Luckily, it’s not difficult to get started the right way. Consider these four tips that most start-up entrepreneurs overlook.
1. Prepare Your General Ledger
Whether you are a seasoned entrepreneur or it is your first start up, setting up your accounting books may seem tedious and bland. Many start ups will really on off the shelf accounting software, which provide templates and general guidelines for you to get started. While these are ok and completely acceptable for most start ups, if you want a true understanding of the financials of your company and to be able to provide the evidence of the value you have built, you may want to give your start up careful consideration. Hiring a professional to help get you started may be a little pricey, but it could greatly benefit you in the long run.
2. Keep Business and Play Separate
It is perfectly acceptable for entrepreneurs to pay for various expenses with company funds, provided those expenses meet the generally acceptable accounting standards (GAAP). However, far too many entrepreneurs use company funds for personal use and then try to justify it with liberal interpretations of the GAAP or by improperly reporting the expense.
Doing this can open you up to a great deal of liability and get you in hot water with the IRS. It will be difficult to separate these expenses when valuing your company in the future. From the beginning, it is best to just keep all business and personal expenses separate.
3. Report all revenues
It is not difficult, and for many it’s extremely enticing, to skim money from the business at the start, especially if most of your business is done in cash. Not only will this get you in trouble with the IRS, but you would be actively lowering the value of your business in the long run. Proving value and growth will be difficult if you are not reporting real numbers from your business.

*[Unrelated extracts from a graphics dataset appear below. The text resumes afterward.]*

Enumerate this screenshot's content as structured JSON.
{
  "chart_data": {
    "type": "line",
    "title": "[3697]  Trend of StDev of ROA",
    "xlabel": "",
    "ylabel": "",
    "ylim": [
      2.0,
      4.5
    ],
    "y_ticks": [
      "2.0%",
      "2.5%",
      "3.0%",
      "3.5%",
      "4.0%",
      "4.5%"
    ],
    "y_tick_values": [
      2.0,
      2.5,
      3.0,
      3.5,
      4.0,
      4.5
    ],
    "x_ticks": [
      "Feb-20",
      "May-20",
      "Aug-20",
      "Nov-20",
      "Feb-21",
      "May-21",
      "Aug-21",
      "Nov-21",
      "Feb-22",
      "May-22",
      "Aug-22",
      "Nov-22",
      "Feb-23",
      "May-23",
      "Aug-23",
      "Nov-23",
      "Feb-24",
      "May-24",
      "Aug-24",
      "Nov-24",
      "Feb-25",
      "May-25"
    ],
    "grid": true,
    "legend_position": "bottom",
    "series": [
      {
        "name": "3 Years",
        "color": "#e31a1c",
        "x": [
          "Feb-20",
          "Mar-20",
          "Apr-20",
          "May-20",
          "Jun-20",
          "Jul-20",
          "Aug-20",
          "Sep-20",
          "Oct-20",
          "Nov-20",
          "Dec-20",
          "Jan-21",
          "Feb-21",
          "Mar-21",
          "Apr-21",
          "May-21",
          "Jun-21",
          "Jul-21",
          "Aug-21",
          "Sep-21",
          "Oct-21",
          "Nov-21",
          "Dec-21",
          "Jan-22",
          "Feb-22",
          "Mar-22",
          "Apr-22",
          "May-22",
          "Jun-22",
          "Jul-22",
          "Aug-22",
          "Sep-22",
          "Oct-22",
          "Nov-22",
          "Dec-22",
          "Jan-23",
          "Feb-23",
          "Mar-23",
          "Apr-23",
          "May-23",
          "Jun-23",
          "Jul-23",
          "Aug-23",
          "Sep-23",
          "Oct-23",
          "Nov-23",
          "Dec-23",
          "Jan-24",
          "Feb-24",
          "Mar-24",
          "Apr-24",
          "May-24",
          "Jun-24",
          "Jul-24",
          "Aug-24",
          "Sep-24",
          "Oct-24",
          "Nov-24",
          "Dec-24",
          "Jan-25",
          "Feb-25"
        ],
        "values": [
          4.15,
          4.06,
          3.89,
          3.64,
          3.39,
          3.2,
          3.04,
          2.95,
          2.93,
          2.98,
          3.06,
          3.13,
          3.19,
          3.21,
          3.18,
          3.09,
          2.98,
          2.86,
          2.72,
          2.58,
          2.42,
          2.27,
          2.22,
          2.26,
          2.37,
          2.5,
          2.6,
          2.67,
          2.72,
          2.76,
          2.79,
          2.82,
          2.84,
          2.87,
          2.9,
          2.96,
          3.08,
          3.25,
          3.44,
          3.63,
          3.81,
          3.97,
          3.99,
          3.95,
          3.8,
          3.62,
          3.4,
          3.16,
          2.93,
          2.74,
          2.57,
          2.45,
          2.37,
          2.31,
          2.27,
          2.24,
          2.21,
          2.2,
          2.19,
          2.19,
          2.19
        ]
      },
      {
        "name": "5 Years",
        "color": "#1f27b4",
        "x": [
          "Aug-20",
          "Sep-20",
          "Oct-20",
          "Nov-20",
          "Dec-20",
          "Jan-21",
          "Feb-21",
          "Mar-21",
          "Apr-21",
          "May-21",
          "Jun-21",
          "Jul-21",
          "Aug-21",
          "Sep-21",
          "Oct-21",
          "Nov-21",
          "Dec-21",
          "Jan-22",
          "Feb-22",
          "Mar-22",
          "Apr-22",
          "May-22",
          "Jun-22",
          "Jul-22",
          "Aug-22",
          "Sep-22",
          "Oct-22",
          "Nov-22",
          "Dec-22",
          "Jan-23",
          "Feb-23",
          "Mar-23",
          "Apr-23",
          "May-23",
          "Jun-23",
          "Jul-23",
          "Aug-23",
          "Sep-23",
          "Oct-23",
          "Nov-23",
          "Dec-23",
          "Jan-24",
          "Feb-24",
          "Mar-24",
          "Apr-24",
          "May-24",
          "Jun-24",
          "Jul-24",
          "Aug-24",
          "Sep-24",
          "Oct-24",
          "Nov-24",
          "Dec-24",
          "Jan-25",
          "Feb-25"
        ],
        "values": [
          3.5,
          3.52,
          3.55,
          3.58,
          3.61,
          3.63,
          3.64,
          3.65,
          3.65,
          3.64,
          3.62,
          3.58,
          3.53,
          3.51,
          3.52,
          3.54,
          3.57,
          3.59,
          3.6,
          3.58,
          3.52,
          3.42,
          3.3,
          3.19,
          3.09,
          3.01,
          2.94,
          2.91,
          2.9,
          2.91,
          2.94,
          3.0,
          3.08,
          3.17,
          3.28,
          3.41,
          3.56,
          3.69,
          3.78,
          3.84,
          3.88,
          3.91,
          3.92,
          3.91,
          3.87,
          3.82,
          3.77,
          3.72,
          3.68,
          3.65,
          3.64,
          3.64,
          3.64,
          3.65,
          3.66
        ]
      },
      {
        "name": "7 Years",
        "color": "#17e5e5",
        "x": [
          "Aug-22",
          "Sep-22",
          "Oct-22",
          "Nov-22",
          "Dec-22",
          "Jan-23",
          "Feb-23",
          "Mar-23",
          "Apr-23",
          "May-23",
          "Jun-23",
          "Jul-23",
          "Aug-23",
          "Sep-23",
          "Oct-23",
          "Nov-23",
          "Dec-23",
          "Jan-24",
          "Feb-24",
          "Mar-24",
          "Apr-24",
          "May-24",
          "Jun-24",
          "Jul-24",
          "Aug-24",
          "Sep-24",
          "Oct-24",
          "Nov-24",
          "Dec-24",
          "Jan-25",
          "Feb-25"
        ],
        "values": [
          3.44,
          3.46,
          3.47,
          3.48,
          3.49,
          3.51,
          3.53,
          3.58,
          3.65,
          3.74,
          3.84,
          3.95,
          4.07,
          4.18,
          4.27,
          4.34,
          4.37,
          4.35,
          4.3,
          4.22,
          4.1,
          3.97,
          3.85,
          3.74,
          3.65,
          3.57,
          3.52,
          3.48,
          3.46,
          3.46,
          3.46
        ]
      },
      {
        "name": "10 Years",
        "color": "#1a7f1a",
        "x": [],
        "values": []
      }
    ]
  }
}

4. Keep careful records and receipts
It would seem reporting all of your revenue just means handing over more of your hard-earned money to Uncle Sam. This isn’t necessarily true. If you fully understand what you can expense and, more importantly, keep all records of your activity (this helps with due diligence of potential buyers and investors along with audits), you can work down your taxable income without hurting the value of your company.
It’s not uncommon for investors looking to invest in a small business to meet an entrepreneur whose only proof of success and value was a shoebox full of money. Some would even stress that the company was paying auto expenses, personal utilities, or even groceries and that investors should consider those expenses as part of the value of the company.
The problem is that most of these entrepreneurs couldn’t prove those expenses because of poor book keeping, and as a result the company loses valuation and leverage during negotiations. Most entrepreneurs are not thinking about an exit when they are in startup stages of a business. If you plan to divest or grow your company through investment, how you run your business before you start is something you can’t overlook.